A monotone scheme for G-equations with application to the explicit convergence rate of robust central limit theorem
Shuo Huang, Gechun Liang
TL;DR
This work develops a monotone, finite-Δ approximation scheme for the G-equation under G-expectations, establishing convergence to the viscosity solution with explicit error bounds. By linking PDE numerical analysis with probabilistic central limit phenomena, it provides the first explicit Berry-Esseen-type convergence rate for Peng's robust central limit theorem and an associated convergence framework for the Black-Scholes-Barenblatt equation. The approach yields sharp, computable constants and extends to both degenerate and non-degenerate regimes, offering insights into the interplay between monotone schemes for viscosity solutions and robust probabilistic limits with model uncertainty.

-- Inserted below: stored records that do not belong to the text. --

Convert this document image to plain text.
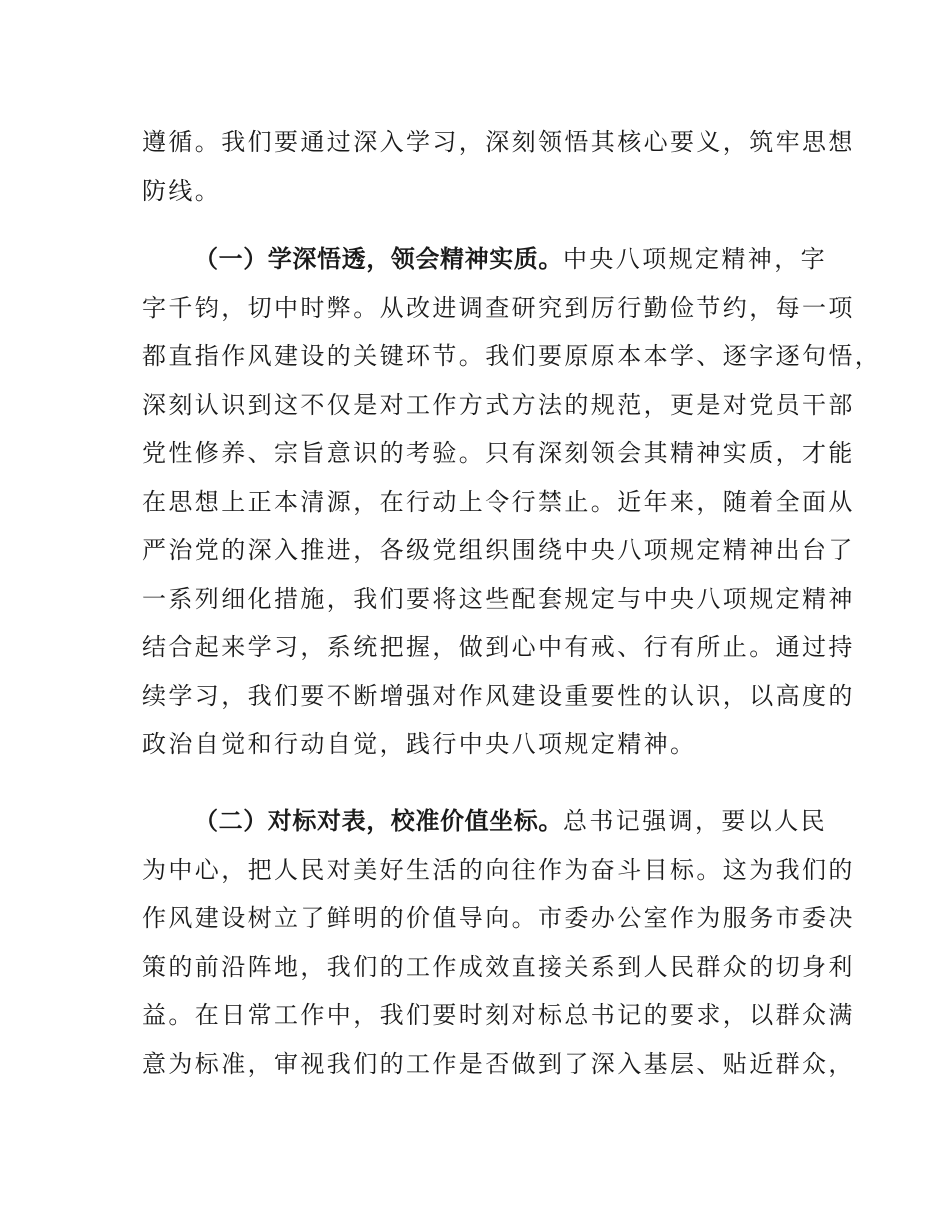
遵循。我们要通过深入学习，深刻领悟其核心要义，筑牢思想
防线。
（一）学深悟透，领会精神实质。中央八项规定精神，字
字千钧，切中时弊。从改进调查研究到厉行勤俭节约，每一项
都直指作风建设的关键环节。我们要原原本本学、逐字逐句悟，
深刻认识到这不仅是对工作方式方法的规范，更是对党员干部
党性修养、宗旨意识的考验。只有深刻领会其精神实质，才能
在思想上正本清源，在行动上令行禁止。近年来，随着全面从
严治党的深入推进，各级党组织围绕中央八项规定精神出台了
一系列细化措施，我们要将这些配套规定与中央八项规定精神
结合起来学习，系统把握，做到心中有戒、行有所止。通过持
续学习，我们要不断增强对作风建设重要性的认识，以高度的
政治自觉和行动自觉，践行中央八项规定精神。
（二）对标对表，校准价值坐标。总书记强调，要以人民
为中心，把人民对美好生活的向往作为奋斗目标。这为我们的
作风建设树立了鲜明的价值导向。市委办公室作为服务市委决
策的前沿阵地，我们的工作成效直接关系到人民群众的切身利
益。在日常工作中，我们要时刻对标总书记的要求，以群众满
意为标准，审视我们的工作是否做到了深入基层、贴近群众，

Practical implications include accurate numerical schemes for G-expectations, robust option pricing under volatility ambiguity, and improved quantitative understanding of convergence rates in nonlinear probabilistic limit theorems.
Abstract
We propose a monotone approximation scheme for a class of fully nonlinear PDEs called G-equations. Such equations arise often in the characterization of G-distributed random variables in a sublinear expectation space. The proposed scheme is constructed recursively based on a piecewise constant approximation of the viscosity solution to the G-equation. We establish the convergence of the scheme and determine the convergence rate with an explicit error bound, using the comparison principles for both the scheme and the equation together with a mollification procedure. The first application is obtaining the convergence rate of Peng's robust central limit theorem with an explicit bound of Berry-Esseen type. The second application is an approximation scheme with its convergence rate for the Black-Scholes-Barenblatt equation.